While some institutions can handle the added expense, there are broader costs that no college can handle alone. As numerous scholars have documented, zealous pursuit of institutional interest has come at the expense of social goals and the public trust. Moreover, there is a loss of educational values, a loss that we cannot afford. One effect of our pursuit of rankings and prestige has been to change how students view college. No longer seen as the crucial capstone of an educational journey, a degree is now regarded as a ticket to economic advantage. Students and institutions alike, it seems, are branding themselves in pursuit of positioning.
The needs of the nation and the realities of the marketplace require us to approach college admissions with metrics that encourage competition in areas that really matter and in ways that send strong educational messages to students, families, governments—and ourselves. Call it practical idealism. Here are a few of those metrics:
- The lives we have changed; the families we have changed: How many first-generation students have we recruited, matriculated, nurtured, and graduated? How many low-income students?
- The ways we have developed the students entrusted to us: What knowledge have they gained? What habits of mind have they developed? What skills have they mastered in the application of their newfound knowledge and habits of mind?
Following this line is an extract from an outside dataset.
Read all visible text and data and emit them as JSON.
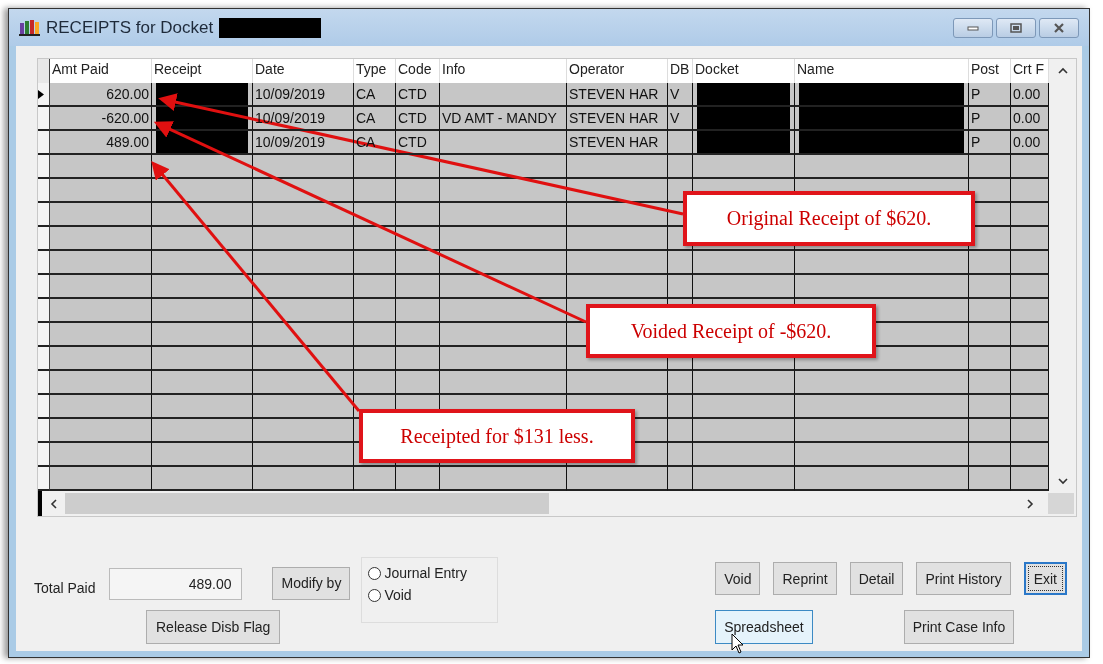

- Student participation in and benefit from the elements of our programs that we promote: How many and what proportion have international experiences, engage in research, serve the community, pursue interdisciplinary study, receive individualized advising?
- Faculty evaluations of our students’ intellectual curiosity, vitality, and perspectives: Do they think, write, and speak critically, nimbly, and effectively? Do they demonstrate a keen interest in learning? Do they stimulate the thinking of one another and their instructors?
- Student evaluations of the intellectual depth, inquisitive nature, developmental approach, and perspectives of our faculty: Do professors demonstrate a keen interest in the subject matter? Do they communicate it meaningfully and well? Do they provide methods and encouragement for each student to master it?
- Other key metrics, similarly treated, include the number and percentage of students who complete their programs, and the extent to which our students (and their families, their employers, and their communities) attribute their growth to us.
Competing on those grounds would elevate higher education through the messages we send, the way we evaluate candidates, the results we produce, and the service we provide. It would permit us to reclaim lost public trust and to regenerate our educational values. As an added benefit, improvements in these areas would influence and strengthen elementary and secondary education by stimulating enlightened curriculum and instruction and by engendering higher aspirations among a wider representation of students.
The pressure on deans and directors of admission and enrollment to “meet their numbers” is enormous. The recommended set of “new numbers” will spread the pressure across the campus in educationally productive ways. But to do so, they must be adopted, promoted, and rewarded by trustees, presidents, and provosts.
With that in mind, this month, in partnership with the Education Conservancy, the University of Southern California’s Center for Enrollment Research, Policy, and Practice will hold a national forum, “The Case for Change in College Admissions,” to address what is right, what is wrong, and what must be changed. We must act collectively to identify a new framework for college admissions, one that will allow those leaders to chart a more productive way toward prestige, popularity, and revenue.